Verdammt! Wieder ein Sioux-Krieger abgeknallt wie ein Hund. Er hatte noch nicht einmal Zeit für die Totenklage gehabt. Dafür sollen sie büßen, dachte Russell und korrigierte sich: Zumindest, wenn ich lange genug lebe.
Er saß in dem dunklen Zimmer am Fenster, beobachtete den Verkehr, hielt Ausschau nach der Polizei, wartete auf den Anruf. Wie soll ich meinen Bruder rächen? fragte sich Russell, ohne daß er eine Antwort darauf wußte, aber das machte nichts. Entscheidend war, daß er überhaupt etwas unternahm.

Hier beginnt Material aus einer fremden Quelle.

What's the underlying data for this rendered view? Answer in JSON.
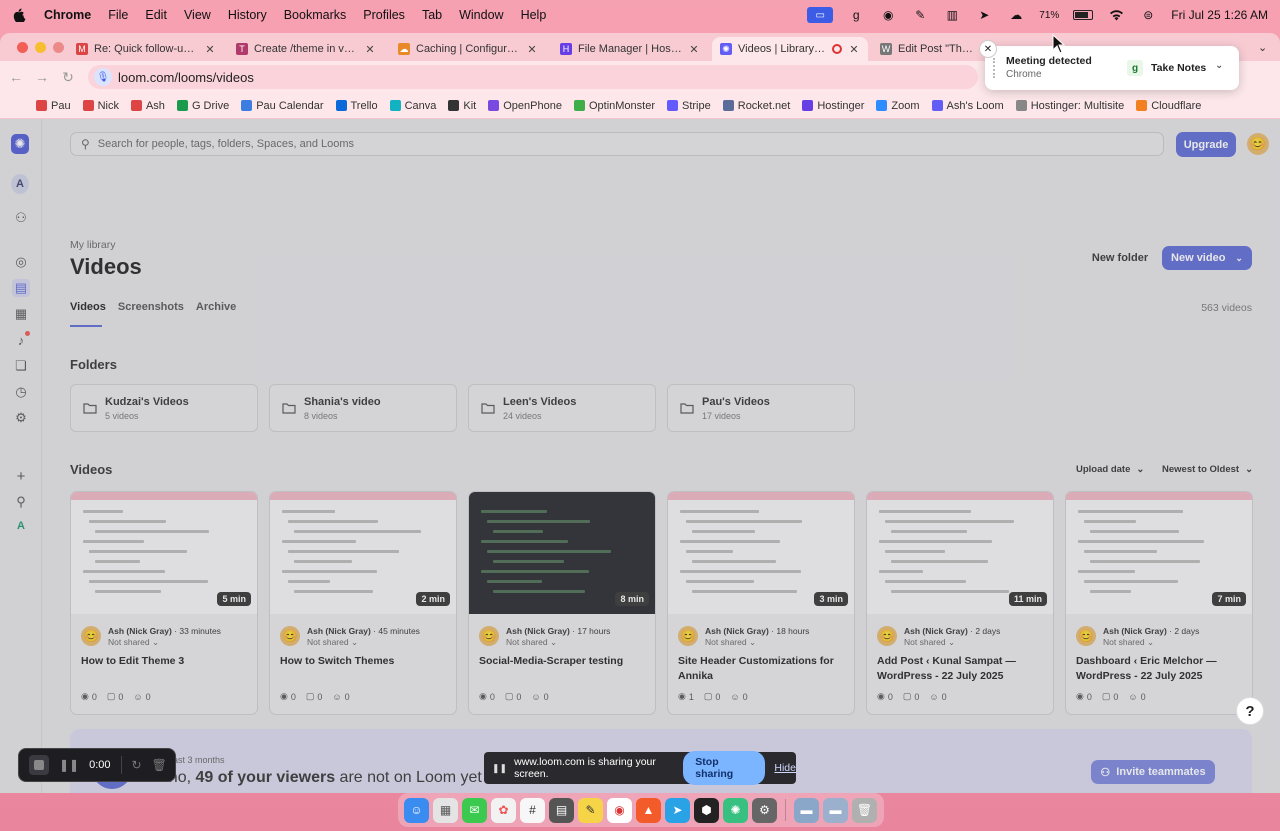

Der Geldgürtel spannte und trug an seiner Taille auf: ein Nachteil seines Krafttrainings. Aber er durfte sein Kapital nicht verlieren. Was machte Geld doch für Umstände! DM in Deutschland, Drachmen oder Drachen oder was sonst hier in Griechenland. Zum Glück hatte er seinen Flugschein in Dollar bezahlen können. Aus diesem Grund zog er amerikanische Fluggesellschaften vor; die Stars and Stripes am Heck waren ihm schnuppe. Das Telefon ging. Russell nahm den Hörer ab. »Ja?«
»Warte morgen um halb zehn reisefertig vor dem Hotel. Verstanden?«
»Neun Uhr dreißig. Verstanden.« Es wurde aufgelegt.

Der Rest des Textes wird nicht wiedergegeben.